The case study of the paper explored the aftermaths of stealing voices in two important applications and contexts that involve voice authentication. The first application is a voice-biometrics, or speaker-verification, system that uses the potentially unique features of an individual’s voice to authenticate that individual. The second research looked at the impact of stealing voices to imitate humans in conversation. The examples imitated by the tool were two of the most famous and well-known celebrity voices, those of Oprah Winfrey and Morgan Freeman.

The conclusion of the case study is that an attacker can make the morphing system say anything in the victim’s voice. A voice impersonation attack can harm security, reputations, and even the safety of the victim’s friends and family.

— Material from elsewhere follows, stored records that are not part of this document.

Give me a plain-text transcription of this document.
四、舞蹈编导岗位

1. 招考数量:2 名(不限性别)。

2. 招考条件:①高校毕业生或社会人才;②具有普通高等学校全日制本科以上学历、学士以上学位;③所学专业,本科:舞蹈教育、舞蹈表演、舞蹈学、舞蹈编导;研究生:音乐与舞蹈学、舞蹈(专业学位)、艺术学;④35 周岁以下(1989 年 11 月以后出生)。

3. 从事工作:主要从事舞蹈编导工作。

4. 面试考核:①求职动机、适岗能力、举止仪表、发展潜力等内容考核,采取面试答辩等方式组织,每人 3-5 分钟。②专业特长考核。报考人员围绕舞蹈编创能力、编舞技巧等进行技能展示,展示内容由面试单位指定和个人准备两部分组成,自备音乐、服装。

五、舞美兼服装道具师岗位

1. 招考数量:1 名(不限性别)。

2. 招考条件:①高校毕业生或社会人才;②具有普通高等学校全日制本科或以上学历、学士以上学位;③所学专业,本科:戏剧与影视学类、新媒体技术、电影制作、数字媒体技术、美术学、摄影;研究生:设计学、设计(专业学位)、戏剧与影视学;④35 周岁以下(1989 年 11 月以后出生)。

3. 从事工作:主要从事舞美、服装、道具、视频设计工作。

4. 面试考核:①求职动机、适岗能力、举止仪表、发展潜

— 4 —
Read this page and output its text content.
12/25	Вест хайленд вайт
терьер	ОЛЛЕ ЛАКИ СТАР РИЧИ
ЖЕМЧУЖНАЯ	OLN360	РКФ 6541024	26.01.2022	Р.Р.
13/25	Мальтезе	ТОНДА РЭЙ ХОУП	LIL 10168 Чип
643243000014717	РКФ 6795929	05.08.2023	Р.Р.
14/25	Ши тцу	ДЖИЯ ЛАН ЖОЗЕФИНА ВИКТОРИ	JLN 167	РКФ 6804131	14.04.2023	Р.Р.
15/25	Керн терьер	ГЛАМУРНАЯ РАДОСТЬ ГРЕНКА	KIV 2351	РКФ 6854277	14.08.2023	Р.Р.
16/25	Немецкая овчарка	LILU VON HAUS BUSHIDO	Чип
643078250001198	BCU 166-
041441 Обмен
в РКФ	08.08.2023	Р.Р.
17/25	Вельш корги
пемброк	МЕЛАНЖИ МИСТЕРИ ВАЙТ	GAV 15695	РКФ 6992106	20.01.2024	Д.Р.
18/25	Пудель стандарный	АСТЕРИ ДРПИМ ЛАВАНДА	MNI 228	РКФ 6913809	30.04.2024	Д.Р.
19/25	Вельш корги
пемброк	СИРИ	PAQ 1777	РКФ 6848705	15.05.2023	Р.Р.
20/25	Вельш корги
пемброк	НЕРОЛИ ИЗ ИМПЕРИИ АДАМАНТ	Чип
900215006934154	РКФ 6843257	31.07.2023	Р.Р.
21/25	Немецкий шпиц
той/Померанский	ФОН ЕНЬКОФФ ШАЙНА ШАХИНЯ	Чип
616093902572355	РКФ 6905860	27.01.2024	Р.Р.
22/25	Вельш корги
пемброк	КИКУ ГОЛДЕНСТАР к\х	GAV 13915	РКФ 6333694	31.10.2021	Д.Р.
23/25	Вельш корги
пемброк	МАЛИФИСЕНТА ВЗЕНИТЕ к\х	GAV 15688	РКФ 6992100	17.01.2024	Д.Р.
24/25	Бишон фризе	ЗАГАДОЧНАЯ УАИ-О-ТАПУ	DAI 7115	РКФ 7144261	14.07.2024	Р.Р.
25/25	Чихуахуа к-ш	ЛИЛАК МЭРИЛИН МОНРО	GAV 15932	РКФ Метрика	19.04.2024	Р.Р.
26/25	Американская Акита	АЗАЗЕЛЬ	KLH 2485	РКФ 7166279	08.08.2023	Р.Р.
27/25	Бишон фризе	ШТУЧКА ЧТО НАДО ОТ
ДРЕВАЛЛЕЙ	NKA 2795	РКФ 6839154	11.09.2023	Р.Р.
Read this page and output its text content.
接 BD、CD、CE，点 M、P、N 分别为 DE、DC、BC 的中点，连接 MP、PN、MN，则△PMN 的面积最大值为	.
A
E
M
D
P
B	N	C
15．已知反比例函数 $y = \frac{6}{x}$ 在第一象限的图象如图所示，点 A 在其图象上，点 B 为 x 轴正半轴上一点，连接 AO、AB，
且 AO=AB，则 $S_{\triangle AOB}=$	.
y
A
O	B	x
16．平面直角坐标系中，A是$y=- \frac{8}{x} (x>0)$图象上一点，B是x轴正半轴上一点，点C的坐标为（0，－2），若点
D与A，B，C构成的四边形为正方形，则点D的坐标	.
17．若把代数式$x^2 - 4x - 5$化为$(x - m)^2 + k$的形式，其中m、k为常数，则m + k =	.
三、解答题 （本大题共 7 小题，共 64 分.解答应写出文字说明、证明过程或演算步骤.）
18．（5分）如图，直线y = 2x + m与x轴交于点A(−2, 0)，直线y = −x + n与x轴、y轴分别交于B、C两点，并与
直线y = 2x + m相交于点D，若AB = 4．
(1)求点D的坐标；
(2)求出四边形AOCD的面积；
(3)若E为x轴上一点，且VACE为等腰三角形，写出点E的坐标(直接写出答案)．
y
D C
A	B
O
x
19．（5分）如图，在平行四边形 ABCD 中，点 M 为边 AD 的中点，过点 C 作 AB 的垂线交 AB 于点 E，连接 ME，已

Our research showed that voice conversion poses a serious threat, and our attacks can be successful for a majority of cases,” Saxena said. “Worryingly, the attacks against human-based speaker verification may become more effective in the future because voice conversion/synthesis quality will continue to improve, while it can be safely said that human ability will likely not.

The only reliable way to secure voice-authentication would be to develop a technology that can detect the live presence of the speaker. Until this technology is available, we should maybe sacrifice commodity for safety, and be more careful about the voice recordings and videos we post online.